In 1935, Mary founded the National Council of Negro Women to help connect black women and organizations across the country. In 1936, at Eleanor’s encouragement, President Franklin Roosevelt appointed Mary as director of the Division of Negro Affairs at the National Youth Administration, a New Deal agency focused on providing work and education to young Americans. (By the end of her life, Mary would have worked for or served on committees under five American presidents.) In 1938, she helped organize the first National Conference on Negro Women at the White House, and two years later, she was elected the vice president of the National Association for the Advancement of Colored People (NAACP).
During World War II, Mary served as assistant director of the Women’s Army Corps (WAC), which served to facilitate women’s official involvement in the war effort. She ensured that the WAC would be open to black women and that units would be integrated—at least on paper. In practice, only some WAC units accepted black women. (The army itself wouldn’t adopt a policy of integration until 1948, after the war, and wouldn’t enforce that policy for many years to come.) Mary also fought to include black pilots in the Civilian Pilot Training Program, a government-sponsored effort to increase military preparedness, and lobbied government officials, including President Roosevelt, on behalf of black women who wanted to enlist in the military. She would later organize the first officer candidate schools for black women to provide the training needed to earn an officer’s commission.

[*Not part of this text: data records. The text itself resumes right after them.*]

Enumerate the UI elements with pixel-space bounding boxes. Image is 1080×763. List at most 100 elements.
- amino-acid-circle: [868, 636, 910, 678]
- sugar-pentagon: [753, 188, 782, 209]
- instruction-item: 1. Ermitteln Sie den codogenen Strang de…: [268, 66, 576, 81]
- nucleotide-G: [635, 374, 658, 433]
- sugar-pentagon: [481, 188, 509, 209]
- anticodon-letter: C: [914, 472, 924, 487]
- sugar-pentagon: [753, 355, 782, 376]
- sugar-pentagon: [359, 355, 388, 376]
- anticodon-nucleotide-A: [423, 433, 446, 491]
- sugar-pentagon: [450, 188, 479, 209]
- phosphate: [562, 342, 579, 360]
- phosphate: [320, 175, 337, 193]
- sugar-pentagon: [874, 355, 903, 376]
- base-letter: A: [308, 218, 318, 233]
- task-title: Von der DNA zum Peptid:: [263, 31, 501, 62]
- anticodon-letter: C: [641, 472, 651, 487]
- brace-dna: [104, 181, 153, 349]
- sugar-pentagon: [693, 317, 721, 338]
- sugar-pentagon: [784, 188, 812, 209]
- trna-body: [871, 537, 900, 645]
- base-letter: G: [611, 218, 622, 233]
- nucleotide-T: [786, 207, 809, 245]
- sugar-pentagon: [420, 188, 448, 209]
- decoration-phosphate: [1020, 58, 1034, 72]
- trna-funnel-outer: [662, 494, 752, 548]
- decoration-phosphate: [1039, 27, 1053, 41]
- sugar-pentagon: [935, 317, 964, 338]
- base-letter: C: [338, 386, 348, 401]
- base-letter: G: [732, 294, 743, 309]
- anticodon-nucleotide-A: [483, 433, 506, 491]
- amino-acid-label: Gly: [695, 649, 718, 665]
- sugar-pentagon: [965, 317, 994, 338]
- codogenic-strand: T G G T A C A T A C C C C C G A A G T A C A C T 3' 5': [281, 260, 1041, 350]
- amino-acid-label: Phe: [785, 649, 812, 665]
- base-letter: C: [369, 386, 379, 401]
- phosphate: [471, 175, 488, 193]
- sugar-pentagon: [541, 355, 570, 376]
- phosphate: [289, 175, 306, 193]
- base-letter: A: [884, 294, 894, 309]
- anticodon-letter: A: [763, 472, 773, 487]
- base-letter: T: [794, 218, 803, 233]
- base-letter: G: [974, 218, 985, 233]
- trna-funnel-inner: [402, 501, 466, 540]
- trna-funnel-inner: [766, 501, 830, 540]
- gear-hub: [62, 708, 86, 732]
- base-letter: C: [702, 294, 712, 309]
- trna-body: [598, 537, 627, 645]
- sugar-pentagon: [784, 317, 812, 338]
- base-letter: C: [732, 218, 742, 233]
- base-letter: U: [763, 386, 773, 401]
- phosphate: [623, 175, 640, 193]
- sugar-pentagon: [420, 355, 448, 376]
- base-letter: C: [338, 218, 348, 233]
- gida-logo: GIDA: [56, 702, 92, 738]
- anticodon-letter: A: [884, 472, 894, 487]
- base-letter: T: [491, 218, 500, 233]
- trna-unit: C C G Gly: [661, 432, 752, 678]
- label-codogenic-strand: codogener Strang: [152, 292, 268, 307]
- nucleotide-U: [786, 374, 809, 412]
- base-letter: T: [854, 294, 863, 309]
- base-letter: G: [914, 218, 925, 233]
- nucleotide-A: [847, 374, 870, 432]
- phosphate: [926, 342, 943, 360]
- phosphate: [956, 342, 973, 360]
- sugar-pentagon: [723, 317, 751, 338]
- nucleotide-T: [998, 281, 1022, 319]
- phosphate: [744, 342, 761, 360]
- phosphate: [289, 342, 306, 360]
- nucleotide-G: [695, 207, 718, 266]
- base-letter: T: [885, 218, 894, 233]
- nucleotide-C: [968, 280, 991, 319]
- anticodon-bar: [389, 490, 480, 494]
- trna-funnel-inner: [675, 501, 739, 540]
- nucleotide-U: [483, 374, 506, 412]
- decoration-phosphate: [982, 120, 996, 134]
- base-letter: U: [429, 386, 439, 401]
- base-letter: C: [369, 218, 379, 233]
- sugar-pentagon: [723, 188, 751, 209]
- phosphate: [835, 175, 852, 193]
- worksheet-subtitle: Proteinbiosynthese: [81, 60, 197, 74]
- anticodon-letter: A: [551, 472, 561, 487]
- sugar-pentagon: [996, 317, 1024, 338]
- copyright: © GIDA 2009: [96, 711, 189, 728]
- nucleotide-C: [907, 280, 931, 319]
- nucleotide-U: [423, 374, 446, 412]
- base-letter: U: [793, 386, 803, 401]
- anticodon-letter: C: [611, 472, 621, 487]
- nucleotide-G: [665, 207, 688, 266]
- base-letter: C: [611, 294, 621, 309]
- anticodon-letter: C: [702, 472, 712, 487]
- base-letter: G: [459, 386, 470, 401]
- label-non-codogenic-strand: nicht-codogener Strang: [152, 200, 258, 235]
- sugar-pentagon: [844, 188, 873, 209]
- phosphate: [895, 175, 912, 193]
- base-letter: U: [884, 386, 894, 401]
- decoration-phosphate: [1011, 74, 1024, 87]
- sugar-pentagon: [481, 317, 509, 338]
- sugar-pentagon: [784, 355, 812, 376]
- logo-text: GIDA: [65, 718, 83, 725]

During this period, Mary was again the target of the Ku Klux Klan and other racists for championing black Americans’ rights and opportunities. Once again, she ignored their attacks and continued her work. She cofounded the United Negro College Fund, which has since supported more than 450,000 college students.
Toward the end of her life, Mary wrote her last will and testament. The words are inscribed on the side of her memorial statue in Washington, D.C. I remember visiting the statue in high school and reading her words: “I leave you love. I leave you hope. I leave you the challenge of developing confidence in one another. I leave you a thirst for education. I leave you a respect for the use of power. I leave you faith. I leave you racial dignity. I leave you a desire to live harmoniously with your fellow men. I leave you a responsibility to our young people.”
HILLARY
Her memorial statue was unveiled on July 10, 1974, which would have been Mary’s ninety-ninth birthday. Approximately eighteen thousand people from all over the country came to witness this historic occasion. At the unveiling, Cicely Tyson read Mary’s last will and testament, and Representative Shirley Chisholm spoke about how Mary had inspired her. The statue was the first monument of a black woman to be placed in a public park in Washington, D.C.—and, sadly, one of very few still to this day.
In 2018, amid a national outcry over the continued existence of monuments to Confederate traitors, the Florida legislature voted to replace the statue of Confederate General Edmund Kirby Smith in the National Statuary Hall Collection at the U.S. Capitol Building with one of Mary McLeod Bethune. She became the first black American chosen by any state to be commemorated in the collection.